Surfrider marks 400th victory, beach cleanups continue

KAPAA — Even a small victory makes a difference in the landscape of a war.

For the Surfrider Foundation, which announced its landmark 400th coastal victory over the past decade, consistently moving forward and improving coasts and oceans is the primary goal.

“The Surfrider Foundation’s 400 coastal victories demonstrate that if we organize and work together, we can advance coastal protection, even in the face of major challenges,” Surfrider Foundation CEO Chad Nelsen said in a news release.

The group considers a government decision made in favor of the coastal and ocean environment that results in a positive conservation outcome or improves public access to be a victory.

Improving coastal areas and the ocean is a priority for volunteers of the Kauai Chapter of the Surfrider Foundation, which has cleaned up thousands of pounds of debris in the past year alone.
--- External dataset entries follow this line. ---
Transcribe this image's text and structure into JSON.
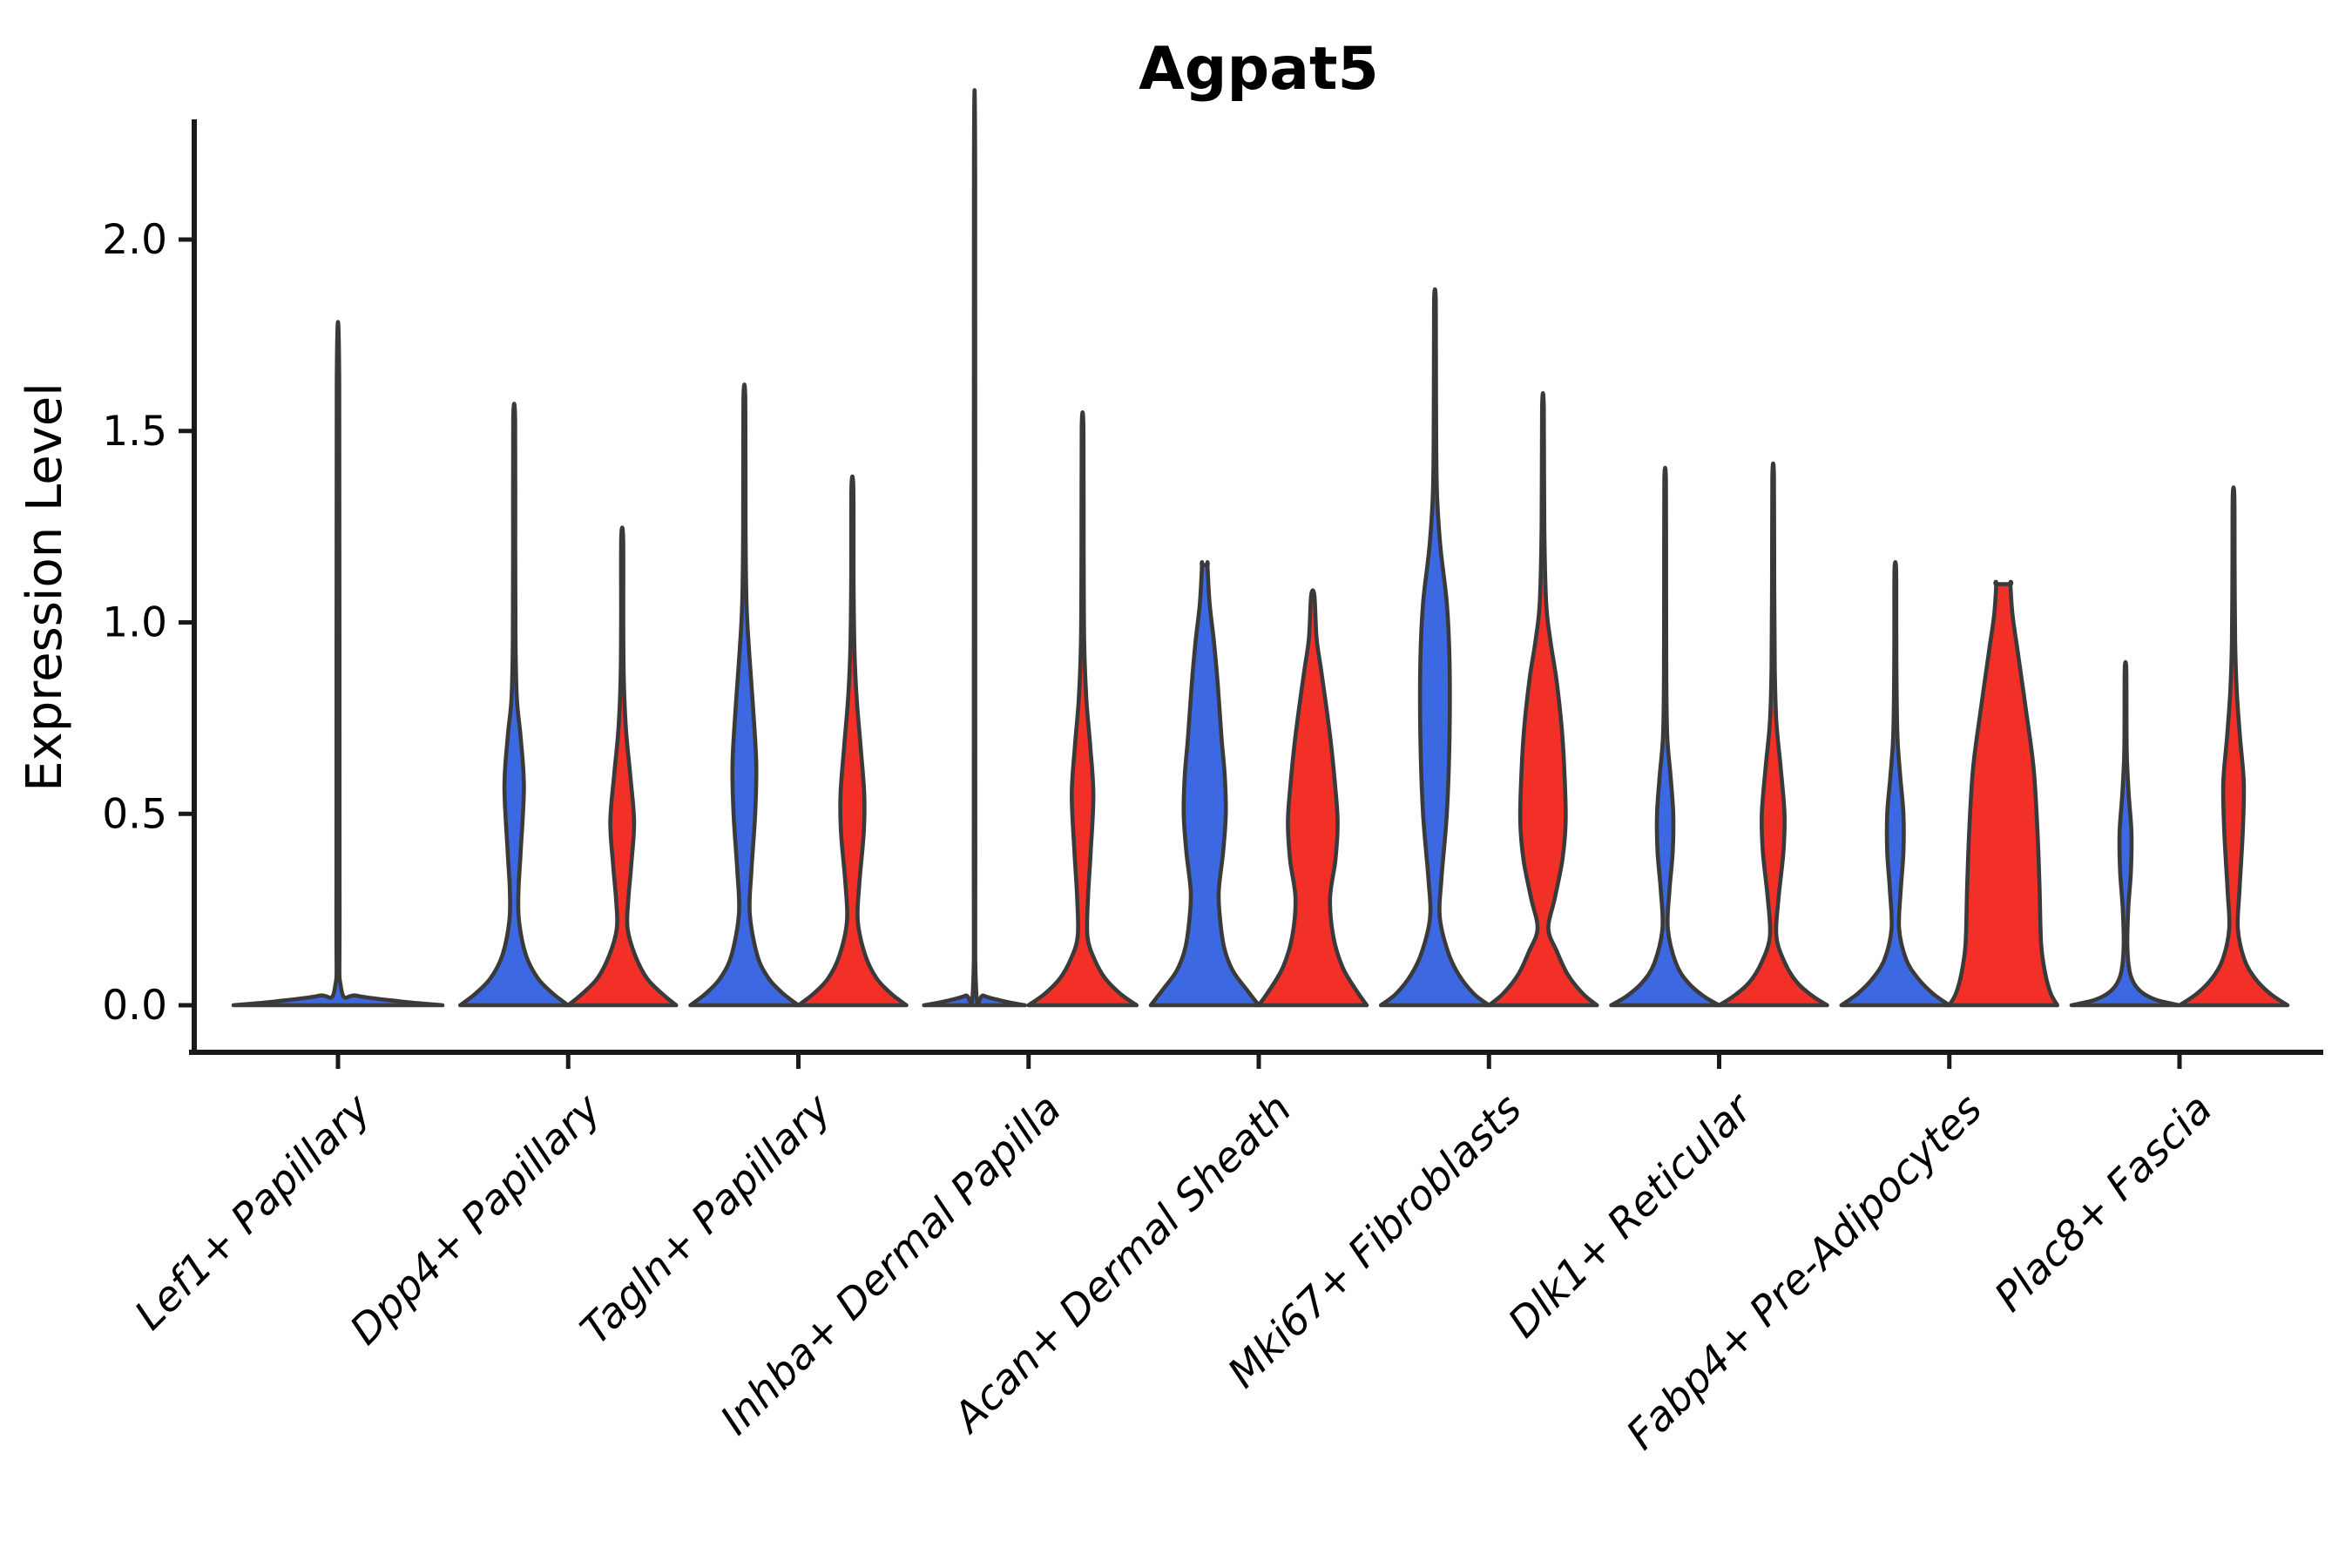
{
  "chart_data": {
    "type": "violin",
    "title": "Agpat5",
    "ylabel": "Expression Level",
    "xlabel": "",
    "yticks": [
      "0.0",
      "0.5",
      "1.0",
      "1.5",
      "2.0"
    ],
    "ytick_values": [
      0.0,
      0.5,
      1.0,
      1.5,
      2.0
    ],
    "ylim": [
      0,
      2.3
    ],
    "grid": false,
    "legend_position": "none",
    "categories": [
      "Lef1+ Papillary",
      "Dpp4+ Papillary",
      "Tagln+ Papillary",
      "Inhba+ Dermal Papilla",
      "Acan+ Dermal Sheath",
      "Mki67+ Fibroblasts",
      "Dlk1+ Reticular",
      "Fabp4+ Pre-Adipocytes",
      "Plac8+ Fascia"
    ],
    "group_colors": {
      "blue": "#3C69E1",
      "red": "#F23028"
    },
    "edge_color": "#3a3a3a",
    "violins": [
      {
        "category": 0,
        "side": "center",
        "color": "blue",
        "max": 1.62,
        "halfwidth": 120,
        "flat_top": false,
        "profile": [
          [
            0,
            1.0
          ],
          [
            0.01,
            0.6
          ],
          [
            0.025,
            0.18
          ],
          [
            0.045,
            0.03
          ],
          [
            0.3,
            0.015
          ],
          [
            1.62,
            0.012
          ]
        ]
      },
      {
        "category": 1,
        "side": "left",
        "color": "blue",
        "max": 1.53,
        "halfwidth": 62,
        "flat_top": false,
        "profile": [
          [
            0,
            1.0
          ],
          [
            0.03,
            0.72
          ],
          [
            0.07,
            0.44
          ],
          [
            0.13,
            0.22
          ],
          [
            0.22,
            0.09
          ],
          [
            0.3,
            0.08
          ],
          [
            0.4,
            0.12
          ],
          [
            0.57,
            0.18
          ],
          [
            0.7,
            0.12
          ],
          [
            0.8,
            0.05
          ],
          [
            0.95,
            0.025
          ],
          [
            1.2,
            0.02
          ],
          [
            1.53,
            0.018
          ]
        ]
      },
      {
        "category": 1,
        "side": "right",
        "color": "red",
        "max": 1.22,
        "halfwidth": 62,
        "flat_top": false,
        "profile": [
          [
            0,
            1.0
          ],
          [
            0.03,
            0.74
          ],
          [
            0.07,
            0.46
          ],
          [
            0.13,
            0.24
          ],
          [
            0.2,
            0.1
          ],
          [
            0.27,
            0.11
          ],
          [
            0.37,
            0.17
          ],
          [
            0.48,
            0.22
          ],
          [
            0.6,
            0.15
          ],
          [
            0.72,
            0.07
          ],
          [
            0.85,
            0.03
          ],
          [
            1.0,
            0.02
          ],
          [
            1.22,
            0.018
          ]
        ]
      },
      {
        "category": 2,
        "side": "left",
        "color": "blue",
        "max": 1.58,
        "halfwidth": 62,
        "flat_top": false,
        "profile": [
          [
            0,
            1.0
          ],
          [
            0.03,
            0.72
          ],
          [
            0.07,
            0.45
          ],
          [
            0.13,
            0.24
          ],
          [
            0.24,
            0.1
          ],
          [
            0.35,
            0.13
          ],
          [
            0.5,
            0.2
          ],
          [
            0.63,
            0.22
          ],
          [
            0.78,
            0.16
          ],
          [
            0.92,
            0.09
          ],
          [
            1.05,
            0.04
          ],
          [
            1.25,
            0.022
          ],
          [
            1.58,
            0.018
          ]
        ]
      },
      {
        "category": 2,
        "side": "right",
        "color": "red",
        "max": 1.35,
        "halfwidth": 62,
        "flat_top": false,
        "profile": [
          [
            0,
            1.0
          ],
          [
            0.03,
            0.72
          ],
          [
            0.07,
            0.45
          ],
          [
            0.13,
            0.24
          ],
          [
            0.22,
            0.1
          ],
          [
            0.32,
            0.13
          ],
          [
            0.45,
            0.21
          ],
          [
            0.55,
            0.22
          ],
          [
            0.68,
            0.15
          ],
          [
            0.8,
            0.08
          ],
          [
            0.92,
            0.04
          ],
          [
            1.1,
            0.022
          ],
          [
            1.35,
            0.018
          ]
        ]
      },
      {
        "category": 3,
        "side": "left",
        "color": "blue",
        "max": 2.18,
        "halfwidth": 58,
        "flat_top": false,
        "profile": [
          [
            0,
            1.0
          ],
          [
            0.01,
            0.6
          ],
          [
            0.025,
            0.18
          ],
          [
            0.045,
            0.03
          ],
          [
            0.5,
            0.015
          ],
          [
            2.18,
            0.012
          ]
        ]
      },
      {
        "category": 3,
        "side": "right",
        "color": "red",
        "max": 1.51,
        "halfwidth": 62,
        "flat_top": false,
        "profile": [
          [
            0,
            1.0
          ],
          [
            0.03,
            0.7
          ],
          [
            0.07,
            0.42
          ],
          [
            0.12,
            0.22
          ],
          [
            0.18,
            0.09
          ],
          [
            0.28,
            0.1
          ],
          [
            0.4,
            0.15
          ],
          [
            0.55,
            0.2
          ],
          [
            0.68,
            0.14
          ],
          [
            0.8,
            0.07
          ],
          [
            0.95,
            0.03
          ],
          [
            1.2,
            0.02
          ],
          [
            1.51,
            0.016
          ]
        ]
      },
      {
        "category": 4,
        "side": "left",
        "color": "blue",
        "max": 1.15,
        "halfwidth": 62,
        "flat_top": true,
        "profile": [
          [
            0,
            1.0
          ],
          [
            0.04,
            0.78
          ],
          [
            0.09,
            0.52
          ],
          [
            0.15,
            0.36
          ],
          [
            0.23,
            0.28
          ],
          [
            0.3,
            0.26
          ],
          [
            0.4,
            0.34
          ],
          [
            0.5,
            0.39
          ],
          [
            0.6,
            0.37
          ],
          [
            0.7,
            0.31
          ],
          [
            0.84,
            0.24
          ],
          [
            0.95,
            0.17
          ],
          [
            1.05,
            0.09
          ],
          [
            1.15,
            0.05
          ]
        ]
      },
      {
        "category": 4,
        "side": "right",
        "color": "red",
        "max": 1.07,
        "halfwidth": 62,
        "flat_top": false,
        "profile": [
          [
            0,
            1.0
          ],
          [
            0.04,
            0.8
          ],
          [
            0.1,
            0.55
          ],
          [
            0.18,
            0.38
          ],
          [
            0.28,
            0.32
          ],
          [
            0.38,
            0.42
          ],
          [
            0.48,
            0.46
          ],
          [
            0.58,
            0.41
          ],
          [
            0.68,
            0.34
          ],
          [
            0.78,
            0.25
          ],
          [
            0.88,
            0.15
          ],
          [
            0.96,
            0.07
          ],
          [
            1.07,
            0.03
          ]
        ]
      },
      {
        "category": 5,
        "side": "left",
        "color": "blue",
        "max": 1.84,
        "halfwidth": 62,
        "flat_top": false,
        "profile": [
          [
            0,
            1.0
          ],
          [
            0.03,
            0.72
          ],
          [
            0.08,
            0.44
          ],
          [
            0.14,
            0.24
          ],
          [
            0.23,
            0.09
          ],
          [
            0.33,
            0.12
          ],
          [
            0.5,
            0.22
          ],
          [
            0.7,
            0.27
          ],
          [
            0.9,
            0.27
          ],
          [
            1.05,
            0.22
          ],
          [
            1.2,
            0.1
          ],
          [
            1.35,
            0.035
          ],
          [
            1.6,
            0.02
          ],
          [
            1.84,
            0.016
          ]
        ]
      },
      {
        "category": 5,
        "side": "right",
        "color": "red",
        "max": 1.56,
        "halfwidth": 62,
        "flat_top": false,
        "profile": [
          [
            0,
            1.0
          ],
          [
            0.03,
            0.74
          ],
          [
            0.08,
            0.46
          ],
          [
            0.14,
            0.26
          ],
          [
            0.2,
            0.1
          ],
          [
            0.28,
            0.22
          ],
          [
            0.38,
            0.36
          ],
          [
            0.48,
            0.42
          ],
          [
            0.6,
            0.4
          ],
          [
            0.72,
            0.35
          ],
          [
            0.85,
            0.25
          ],
          [
            0.95,
            0.14
          ],
          [
            1.05,
            0.06
          ],
          [
            1.25,
            0.025
          ],
          [
            1.56,
            0.016
          ]
        ]
      },
      {
        "category": 6,
        "side": "left",
        "color": "blue",
        "max": 1.37,
        "halfwidth": 62,
        "flat_top": false,
        "profile": [
          [
            0,
            1.0
          ],
          [
            0.025,
            0.7
          ],
          [
            0.06,
            0.42
          ],
          [
            0.11,
            0.2
          ],
          [
            0.2,
            0.05
          ],
          [
            0.3,
            0.08
          ],
          [
            0.4,
            0.14
          ],
          [
            0.5,
            0.15
          ],
          [
            0.6,
            0.1
          ],
          [
            0.7,
            0.04
          ],
          [
            0.85,
            0.022
          ],
          [
            1.1,
            0.018
          ],
          [
            1.37,
            0.015
          ]
        ]
      },
      {
        "category": 6,
        "side": "right",
        "color": "red",
        "max": 1.38,
        "halfwidth": 62,
        "flat_top": false,
        "profile": [
          [
            0,
            1.0
          ],
          [
            0.025,
            0.72
          ],
          [
            0.06,
            0.44
          ],
          [
            0.11,
            0.22
          ],
          [
            0.18,
            0.06
          ],
          [
            0.28,
            0.1
          ],
          [
            0.4,
            0.19
          ],
          [
            0.5,
            0.21
          ],
          [
            0.62,
            0.14
          ],
          [
            0.74,
            0.06
          ],
          [
            0.88,
            0.03
          ],
          [
            1.1,
            0.02
          ],
          [
            1.38,
            0.015
          ]
        ]
      },
      {
        "category": 7,
        "side": "left",
        "color": "blue",
        "max": 1.14,
        "halfwidth": 62,
        "flat_top": false,
        "profile": [
          [
            0,
            1.0
          ],
          [
            0.03,
            0.7
          ],
          [
            0.07,
            0.42
          ],
          [
            0.12,
            0.2
          ],
          [
            0.2,
            0.07
          ],
          [
            0.3,
            0.1
          ],
          [
            0.4,
            0.15
          ],
          [
            0.5,
            0.15
          ],
          [
            0.6,
            0.09
          ],
          [
            0.7,
            0.04
          ],
          [
            0.85,
            0.022
          ],
          [
            1.0,
            0.018
          ],
          [
            1.14,
            0.015
          ]
        ]
      },
      {
        "category": 7,
        "side": "right",
        "color": "red",
        "max": 1.1,
        "halfwidth": 62,
        "flat_top": true,
        "profile": [
          [
            0,
            1.0
          ],
          [
            0.03,
            0.88
          ],
          [
            0.08,
            0.78
          ],
          [
            0.16,
            0.7
          ],
          [
            0.31,
            0.67
          ],
          [
            0.46,
            0.63
          ],
          [
            0.62,
            0.56
          ],
          [
            0.77,
            0.42
          ],
          [
            0.92,
            0.27
          ],
          [
            1.02,
            0.17
          ],
          [
            1.1,
            0.13
          ]
        ]
      },
      {
        "category": 8,
        "side": "left",
        "color": "blue",
        "max": 0.88,
        "halfwidth": 62,
        "flat_top": false,
        "profile": [
          [
            0,
            1.0
          ],
          [
            0.015,
            0.55
          ],
          [
            0.04,
            0.25
          ],
          [
            0.08,
            0.09
          ],
          [
            0.15,
            0.035
          ],
          [
            0.25,
            0.05
          ],
          [
            0.35,
            0.1
          ],
          [
            0.45,
            0.11
          ],
          [
            0.55,
            0.06
          ],
          [
            0.65,
            0.025
          ],
          [
            0.75,
            0.018
          ],
          [
            0.88,
            0.014
          ]
        ]
      },
      {
        "category": 8,
        "side": "right",
        "color": "red",
        "max": 1.33,
        "halfwidth": 62,
        "flat_top": false,
        "profile": [
          [
            0,
            1.0
          ],
          [
            0.03,
            0.68
          ],
          [
            0.07,
            0.4
          ],
          [
            0.12,
            0.2
          ],
          [
            0.2,
            0.08
          ],
          [
            0.3,
            0.11
          ],
          [
            0.45,
            0.17
          ],
          [
            0.58,
            0.19
          ],
          [
            0.7,
            0.12
          ],
          [
            0.82,
            0.06
          ],
          [
            0.95,
            0.03
          ],
          [
            1.15,
            0.02
          ],
          [
            1.33,
            0.015
          ]
        ]
      }
    ]
  }
}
Carl Berg, chair and Blue Water Task Force coordinator, called last year’s work a “great accomplishment.”

“In 2016, we removed close to 70,000 pounds of marine debris off coastal lines,” said Barbara Wiedner, vice-chair and co-coordinator of the marine debris removal program. “We have also been doing water testing and we’ve partnered with different groups and organizations to reuse that debris that we pick up off the beach, too.”

Some of the debris, such as plastic bottles and containers, will be used by various companies and organizations to make shoes, said Wiedner.

Each Wednesday and at least once a month on Saturdays, Wiedner and the Kauai Chapter go out to clean up debris around the island.

It is because of the efforts of people like Wiedner and her team that the foundation is making a difference not only on Kauai, but in coastal areas around the nation as well, Nelsen said.

“These significant coastal victories would not have been possible without the hard work and dedication of our incredible network of supporters,” he said.

“Now, more than ever, we need to join together, rally even more people to our cause, and build an even stronger movement to protect our ocean, waves and beaches for today, tomorrow and every day after.”

In addition to organized beach cleanups, the local chapter also conducts water quality testing, community partnerships and restoration events.

“We truly care about what we do, but we’re getting tired from the amount of work that is needed,” said Wiedner.

“We’re really looking for volunteers to help us make a difference on this island,” she said.